Negli ultimi anni, la Regione Sardegna ha esternalizzato parte dei servizi medici nei Pronto Soccorso attraverso professionisti che dipendono da una società in appalto e non direttamente dalle aziende sanitarie.
A più di un anno dall’attivazione possiamo dirlo: i cosiddetti medici in affitto sono stati un’operazione fallimentare, costosa per le casse pubbliche e dannosa per il sistema sanitario sardo nel suo complesso.
Con la progressiva privatizzazione delle attività sanitarie erogate nelle strutture dell’emergenza-urgenza si sta incentivando lo smantellamento del servizio sanitario pubblico, con risultati devastanti per la qualità della sanità regionale.
In più, i servizi resi dalla società che da ultima ha vinto l’appalto indetto da ARES, la MST Group, sono stati considerati inadeguati. La pensano in questo modo anche i Sindacati dei medici e del comparto, associazioni di pazienti, politici dell’opposizione e anche alcuni della maggioranza.
A preoccupare è soprattutto il fatto che si sia creato l’ennesimo disincentivo al lavoro per la sanità pubblica: le paghe dei medici in affitto, infatti, pur occupandosi principalmente di gestire casi più semplici in codice bianco e verde, sono di gran lunga superiori rispetto a quelle di un dipendente del sistema sanitario regionale, che svolge un lavoro più gravoso e più rischioso sotto tutto gli aspetti.
Con questa Proposta, i Progressisti intendono vietare per legge l’esternalizzazione dei servizi di Pronto Soccorso e la proroga dei contratti in essere. Per gli esponenti di opposizione si deve agire sulle cause che scoraggiano medico e infermieri ad accettare l’assunzione nelle aziende sanitarie, innanzitutto aumentando la retribuzione del personale impiegato in queste strutture e ragionando su deroghe a livello nazionale che la Sardegna deve pretendere in virtù della sua condizione di insularità e scarsa densità di popolazione.
Francesco Agus, capogruppo dei Progressisti: “Non è accettabile che la Regione faccia concorrenza a sé stessa. Oggi, il principale problema che si sta verificando negli ospedali sardi e che dobbiamo affrontare è la fuga del personale sanitario dal lavoro pubblico, verso altre regioni o verso il privato. Questo riguarda in particolare medico dell’emergenza urgenza, anestesisti e chirurghi.

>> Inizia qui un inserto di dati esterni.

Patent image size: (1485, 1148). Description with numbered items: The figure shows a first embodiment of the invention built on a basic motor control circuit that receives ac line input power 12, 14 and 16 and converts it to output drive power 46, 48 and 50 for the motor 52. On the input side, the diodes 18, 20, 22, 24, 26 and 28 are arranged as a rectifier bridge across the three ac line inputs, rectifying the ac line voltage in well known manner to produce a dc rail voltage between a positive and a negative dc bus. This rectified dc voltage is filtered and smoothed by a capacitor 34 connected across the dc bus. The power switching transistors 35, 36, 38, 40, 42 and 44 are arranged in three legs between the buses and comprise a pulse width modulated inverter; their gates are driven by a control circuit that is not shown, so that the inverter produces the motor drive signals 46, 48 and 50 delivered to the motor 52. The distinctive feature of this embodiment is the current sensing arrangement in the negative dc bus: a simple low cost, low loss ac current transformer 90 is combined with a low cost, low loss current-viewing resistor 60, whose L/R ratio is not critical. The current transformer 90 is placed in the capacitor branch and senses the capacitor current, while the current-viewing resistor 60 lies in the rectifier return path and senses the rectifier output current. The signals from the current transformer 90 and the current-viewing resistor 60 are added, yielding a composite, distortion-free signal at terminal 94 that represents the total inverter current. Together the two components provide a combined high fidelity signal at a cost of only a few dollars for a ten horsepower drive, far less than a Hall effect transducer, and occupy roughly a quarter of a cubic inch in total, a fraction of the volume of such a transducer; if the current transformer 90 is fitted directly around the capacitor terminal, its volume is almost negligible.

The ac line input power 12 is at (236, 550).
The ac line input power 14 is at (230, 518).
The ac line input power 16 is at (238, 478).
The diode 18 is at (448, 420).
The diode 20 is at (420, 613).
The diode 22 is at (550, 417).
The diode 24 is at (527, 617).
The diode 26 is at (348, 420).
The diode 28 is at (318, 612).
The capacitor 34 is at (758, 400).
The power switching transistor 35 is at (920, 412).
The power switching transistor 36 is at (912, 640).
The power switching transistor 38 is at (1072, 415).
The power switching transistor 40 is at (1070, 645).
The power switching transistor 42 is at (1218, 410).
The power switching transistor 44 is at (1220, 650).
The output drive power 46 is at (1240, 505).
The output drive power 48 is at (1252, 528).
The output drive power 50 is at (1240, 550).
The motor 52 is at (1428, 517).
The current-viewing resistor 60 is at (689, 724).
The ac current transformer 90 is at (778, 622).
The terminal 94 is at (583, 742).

Il lavoro in prima linea è più rischioso, anche dal punto di vista penale, ma sempre meno retribuito. Bisogna quindi reagire con proposte serie e non palliativi dell’ultimo momento” e continua Agus: “La scelta di ricorrere a un divieto per legge, arriva perché inizialmente questa misura era di tipo emergenziale, poi però è stata utilizzata dalle aziende in maniera smodata e dannosa, allargandosi come un virus e sostituendo sempre più le ordinarie attività erogate dai lavoratori del SSN. Questo è inaccettabile: a questo punto solo un intervento del Consiglio, per vietare alla radice il ricorso a esternalizzazioni dannose e costose, può arginare il fenomeno. E chiarire, una volta per tutte, chi sia davvero per la difesa del servizio pubblico”.